La contestata Direttiva EPBD IV impone ai governi proprio l’obiettivo della riduzione della povertà energetica (art. 3, c. 2, lett. b), un aspetto che un ministro non dovrebbe considerare negativamente visto i livelli raggiunti dai costi per l’energia e il riscaldamento sostenuti dagli italiani dal 2020 a oggi. Stando all’ultima relazione del Ministero dell’Ambiente e della sicurezza energetica, nel 2022 le famiglie italiane hanno consumato 47,9 Mtep di energia, il 2,7% in meno rispetto all’anno precedente, ma la spesa sostenuta per il suo acquisto è aumentata del +49,9%, a fronte di un incremento dei costi all’ingrosso dell’energia pari al 165% per il gas naturale e al 142% per l’elettricità. Applicando gli investimenti previsti in ambito residenziale per la riqualificazione energetica integrata, quindi con azione sia riguardo la riduzione della dispersione di energia sia riguardo la generazione di calore e acqua calda sanitaria, si stima una riduzione dei costi del 50%.

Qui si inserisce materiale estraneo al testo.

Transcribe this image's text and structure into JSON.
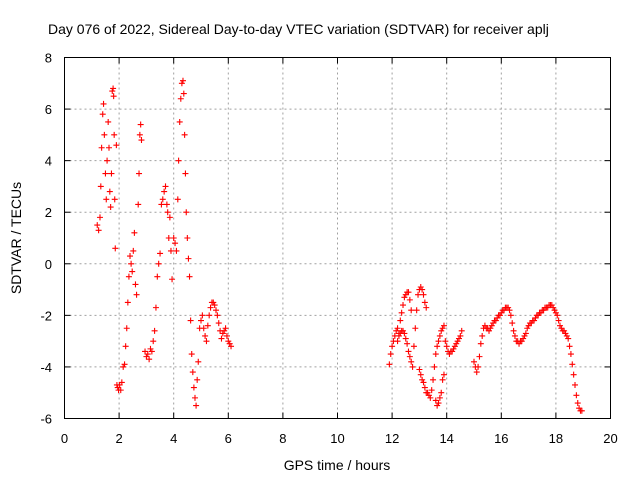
{
  "chart_data": {
    "type": "scatter",
    "title": "Day 076 of 2022, Sidereal Day-to-day VTEC variation (SDTVAR) for receiver aplj",
    "xlabel": "GPS time / hours",
    "ylabel": "SDTVAR / TECUs",
    "xlim": [
      0,
      20
    ],
    "ylim": [
      -6,
      8
    ],
    "xticks": [
      "0",
      "2",
      "4",
      "6",
      "8",
      "10",
      "12",
      "14",
      "16",
      "18",
      "20"
    ],
    "yticks": [
      "-6",
      "-4",
      "-2",
      "0",
      "2",
      "4",
      "6",
      "8"
    ],
    "grid": true,
    "marker": "+",
    "color": "#ff0000",
    "series": [
      {
        "name": "SDTVAR",
        "points": [
          [
            1.2,
            1.5
          ],
          [
            1.25,
            1.3
          ],
          [
            1.3,
            1.8
          ],
          [
            1.33,
            3.0
          ],
          [
            1.36,
            4.5
          ],
          [
            1.4,
            5.8
          ],
          [
            1.43,
            6.2
          ],
          [
            1.46,
            5.0
          ],
          [
            1.5,
            3.5
          ],
          [
            1.53,
            2.5
          ],
          [
            1.56,
            4.0
          ],
          [
            1.6,
            5.5
          ],
          [
            1.63,
            4.5
          ],
          [
            1.66,
            2.8
          ],
          [
            1.69,
            2.2
          ],
          [
            1.72,
            3.5
          ],
          [
            1.75,
            6.7
          ],
          [
            1.78,
            6.8
          ],
          [
            1.8,
            6.5
          ],
          [
            1.82,
            5.0
          ],
          [
            1.84,
            2.5
          ],
          [
            1.86,
            0.6
          ],
          [
            1.9,
            4.6
          ],
          [
            1.92,
            -4.7
          ],
          [
            1.95,
            -4.8
          ],
          [
            1.98,
            -4.9
          ],
          [
            2.02,
            -4.7
          ],
          [
            2.06,
            -4.9
          ],
          [
            2.1,
            -4.6
          ],
          [
            2.15,
            -4.0
          ],
          [
            2.2,
            -3.9
          ],
          [
            2.24,
            -3.2
          ],
          [
            2.28,
            -2.5
          ],
          [
            2.32,
            -1.5
          ],
          [
            2.36,
            -0.5
          ],
          [
            2.4,
            0.3
          ],
          [
            2.44,
            0.0
          ],
          [
            2.48,
            -0.3
          ],
          [
            2.52,
            0.5
          ],
          [
            2.56,
            1.2
          ],
          [
            2.6,
            -0.8
          ],
          [
            2.64,
            -1.2
          ],
          [
            2.7,
            2.3
          ],
          [
            2.73,
            3.5
          ],
          [
            2.76,
            5.0
          ],
          [
            2.79,
            5.4
          ],
          [
            2.82,
            4.8
          ],
          [
            2.95,
            -3.4
          ],
          [
            3.0,
            -3.6
          ],
          [
            3.05,
            -3.5
          ],
          [
            3.1,
            -3.7
          ],
          [
            3.15,
            -3.3
          ],
          [
            3.2,
            -3.4
          ],
          [
            3.25,
            -3.0
          ],
          [
            3.3,
            -2.6
          ],
          [
            3.35,
            -1.7
          ],
          [
            3.4,
            -0.5
          ],
          [
            3.45,
            0.0
          ],
          [
            3.5,
            0.4
          ],
          [
            3.55,
            2.3
          ],
          [
            3.6,
            2.5
          ],
          [
            3.65,
            2.8
          ],
          [
            3.7,
            3.0
          ],
          [
            3.75,
            2.3
          ],
          [
            3.78,
            2.0
          ],
          [
            3.82,
            1.0
          ],
          [
            3.86,
            1.8
          ],
          [
            3.9,
            0.5
          ],
          [
            3.94,
            -0.6
          ],
          [
            4.0,
            1.0
          ],
          [
            4.05,
            0.8
          ],
          [
            4.1,
            0.5
          ],
          [
            4.15,
            2.5
          ],
          [
            4.18,
            4.0
          ],
          [
            4.22,
            5.5
          ],
          [
            4.26,
            6.4
          ],
          [
            4.3,
            7.0
          ],
          [
            4.34,
            7.1
          ],
          [
            4.37,
            6.6
          ],
          [
            4.4,
            5.0
          ],
          [
            4.43,
            3.5
          ],
          [
            4.46,
            2.0
          ],
          [
            4.5,
            1.0
          ],
          [
            4.54,
            0.2
          ],
          [
            4.58,
            -0.5
          ],
          [
            4.62,
            -2.2
          ],
          [
            4.66,
            -3.5
          ],
          [
            4.7,
            -4.2
          ],
          [
            4.74,
            -4.8
          ],
          [
            4.78,
            -5.2
          ],
          [
            4.82,
            -5.5
          ],
          [
            4.86,
            -4.5
          ],
          [
            4.9,
            -3.8
          ],
          [
            4.95,
            -2.5
          ],
          [
            5.0,
            -2.2
          ],
          [
            5.05,
            -2.0
          ],
          [
            5.1,
            -2.5
          ],
          [
            5.15,
            -2.8
          ],
          [
            5.2,
            -3.0
          ],
          [
            5.25,
            -2.4
          ],
          [
            5.3,
            -2.0
          ],
          [
            5.35,
            -1.7
          ],
          [
            5.4,
            -1.5
          ],
          [
            5.45,
            -1.5
          ],
          [
            5.5,
            -1.6
          ],
          [
            5.55,
            -1.8
          ],
          [
            5.6,
            -2.0
          ],
          [
            5.65,
            -2.3
          ],
          [
            5.7,
            -2.6
          ],
          [
            5.75,
            -2.9
          ],
          [
            5.8,
            -2.7
          ],
          [
            5.85,
            -2.6
          ],
          [
            5.9,
            -2.5
          ],
          [
            5.95,
            -2.8
          ],
          [
            6.0,
            -3.0
          ],
          [
            6.05,
            -3.1
          ],
          [
            6.1,
            -3.2
          ],
          [
            11.9,
            -3.9
          ],
          [
            11.95,
            -3.5
          ],
          [
            12.0,
            -3.2
          ],
          [
            12.05,
            -3.0
          ],
          [
            12.1,
            -2.8
          ],
          [
            12.15,
            -2.6
          ],
          [
            12.2,
            -2.5
          ],
          [
            12.25,
            -2.7
          ],
          [
            12.3,
            -2.2
          ],
          [
            12.35,
            -1.9
          ],
          [
            12.4,
            -1.6
          ],
          [
            12.45,
            -1.3
          ],
          [
            12.5,
            -1.2
          ],
          [
            12.55,
            -1.1
          ],
          [
            12.6,
            -1.1
          ],
          [
            12.65,
            -1.4
          ],
          [
            12.7,
            -1.8
          ],
          [
            12.2,
            -3.0
          ],
          [
            12.25,
            -2.8
          ],
          [
            12.3,
            -2.7
          ],
          [
            12.35,
            -2.6
          ],
          [
            12.4,
            -2.6
          ],
          [
            12.45,
            -2.7
          ],
          [
            12.5,
            -2.9
          ],
          [
            12.55,
            -3.1
          ],
          [
            12.6,
            -3.4
          ],
          [
            12.65,
            -3.6
          ],
          [
            12.7,
            -3.8
          ],
          [
            12.75,
            -4.0
          ],
          [
            12.8,
            -3.2
          ],
          [
            12.85,
            -2.5
          ],
          [
            12.9,
            -1.8
          ],
          [
            12.95,
            -1.2
          ],
          [
            13.0,
            -1.0
          ],
          [
            13.05,
            -0.9
          ],
          [
            13.1,
            -1.0
          ],
          [
            13.15,
            -1.2
          ],
          [
            13.2,
            -1.5
          ],
          [
            13.25,
            -1.7
          ],
          [
            13.0,
            -4.1
          ],
          [
            13.05,
            -4.3
          ],
          [
            13.1,
            -4.5
          ],
          [
            13.15,
            -4.6
          ],
          [
            13.2,
            -4.8
          ],
          [
            13.25,
            -5.0
          ],
          [
            13.3,
            -5.0
          ],
          [
            13.35,
            -5.1
          ],
          [
            13.4,
            -5.2
          ],
          [
            13.45,
            -4.9
          ],
          [
            13.5,
            -4.5
          ],
          [
            13.55,
            -4.0
          ],
          [
            13.6,
            -3.5
          ],
          [
            13.65,
            -3.2
          ],
          [
            13.7,
            -3.0
          ],
          [
            13.75,
            -2.8
          ],
          [
            13.8,
            -2.6
          ],
          [
            13.85,
            -2.5
          ],
          [
            13.9,
            -2.4
          ],
          [
            13.6,
            -5.3
          ],
          [
            13.65,
            -5.5
          ],
          [
            13.7,
            -5.4
          ],
          [
            13.75,
            -5.2
          ],
          [
            13.8,
            -5.0
          ],
          [
            13.85,
            -4.5
          ],
          [
            13.9,
            -4.3
          ],
          [
            13.95,
            -3.0
          ],
          [
            14.0,
            -3.2
          ],
          [
            14.05,
            -3.4
          ],
          [
            14.1,
            -3.5
          ],
          [
            14.15,
            -3.4
          ],
          [
            14.2,
            -3.4
          ],
          [
            14.25,
            -3.3
          ],
          [
            14.3,
            -3.2
          ],
          [
            14.35,
            -3.1
          ],
          [
            14.4,
            -3.0
          ],
          [
            14.45,
            -2.9
          ],
          [
            14.5,
            -2.8
          ],
          [
            14.55,
            -2.6
          ],
          [
            15.0,
            -3.8
          ],
          [
            15.05,
            -4.0
          ],
          [
            15.1,
            -4.2
          ],
          [
            15.15,
            -4.0
          ],
          [
            15.2,
            -3.6
          ],
          [
            15.25,
            -3.1
          ],
          [
            15.3,
            -2.8
          ],
          [
            15.35,
            -2.5
          ],
          [
            15.4,
            -2.4
          ],
          [
            15.45,
            -2.5
          ],
          [
            15.5,
            -2.5
          ],
          [
            15.55,
            -2.6
          ],
          [
            15.6,
            -2.5
          ],
          [
            15.65,
            -2.4
          ],
          [
            15.7,
            -2.3
          ],
          [
            15.75,
            -2.2
          ],
          [
            15.8,
            -2.2
          ],
          [
            15.85,
            -2.1
          ],
          [
            15.9,
            -2.0
          ],
          [
            15.95,
            -2.0
          ],
          [
            16.0,
            -1.9
          ],
          [
            16.05,
            -1.8
          ],
          [
            16.1,
            -1.8
          ],
          [
            16.15,
            -1.7
          ],
          [
            16.2,
            -1.7
          ],
          [
            16.25,
            -1.7
          ],
          [
            16.3,
            -1.8
          ],
          [
            16.35,
            -2.0
          ],
          [
            16.4,
            -2.3
          ],
          [
            16.45,
            -2.6
          ],
          [
            16.5,
            -2.8
          ],
          [
            16.55,
            -3.0
          ],
          [
            16.6,
            -3.0
          ],
          [
            16.65,
            -3.1
          ],
          [
            16.7,
            -3.0
          ],
          [
            16.75,
            -3.0
          ],
          [
            16.8,
            -2.9
          ],
          [
            16.85,
            -2.8
          ],
          [
            16.9,
            -2.7
          ],
          [
            16.95,
            -2.5
          ],
          [
            17.0,
            -2.4
          ],
          [
            17.05,
            -2.3
          ],
          [
            17.1,
            -2.3
          ],
          [
            17.15,
            -2.2
          ],
          [
            17.2,
            -2.2
          ],
          [
            17.25,
            -2.1
          ],
          [
            17.3,
            -2.0
          ],
          [
            17.35,
            -2.0
          ],
          [
            17.4,
            -1.9
          ],
          [
            17.45,
            -1.9
          ],
          [
            17.5,
            -1.8
          ],
          [
            17.55,
            -1.8
          ],
          [
            17.6,
            -1.7
          ],
          [
            17.65,
            -1.7
          ],
          [
            17.7,
            -1.7
          ],
          [
            17.75,
            -1.6
          ],
          [
            17.8,
            -1.6
          ],
          [
            17.85,
            -1.6
          ],
          [
            17.9,
            -1.7
          ],
          [
            17.95,
            -1.8
          ],
          [
            18.0,
            -1.9
          ],
          [
            18.05,
            -2.0
          ],
          [
            18.1,
            -2.2
          ],
          [
            18.15,
            -2.4
          ],
          [
            18.2,
            -2.5
          ],
          [
            18.25,
            -2.6
          ],
          [
            18.3,
            -2.6
          ],
          [
            18.35,
            -2.7
          ],
          [
            18.4,
            -2.8
          ],
          [
            18.45,
            -2.9
          ],
          [
            18.5,
            -3.2
          ],
          [
            18.55,
            -3.5
          ],
          [
            18.6,
            -3.9
          ],
          [
            18.65,
            -4.3
          ],
          [
            18.7,
            -4.7
          ],
          [
            18.75,
            -5.1
          ],
          [
            18.8,
            -5.4
          ],
          [
            18.85,
            -5.6
          ],
          [
            18.9,
            -5.7
          ],
          [
            18.95,
            -5.7
          ]
        ]
      }
    ]
  }
}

Ecco quindi che diventa fondamentale un corretto uso dei fondi europei, a cominciare dal PNRR - sul quale invece è calata una nebbia Fittosissima. Diventa altrettanto fondamentale una nuova politica fiscale volta alla progressività delle imposte (tutte), l’esatto contrario di quanto attuato sinora, della politica delle mancette e delle detrazioni e dell'avallo di qualsivoglia metodo di elusione o evasione fiscale.
Ora, da che parte state? Da quella di chi tira colpi all’Europa matrigna che ci impone l’ennesima eurotassa, che nasconde all’opinione pubblica come sta impiegando i denari di Next Generation EU, o dalla parte di chi sostiene la progressività fiscale, il Green Deal e un uso concreto dei fondi che l’Unione stessa mette a disposizione?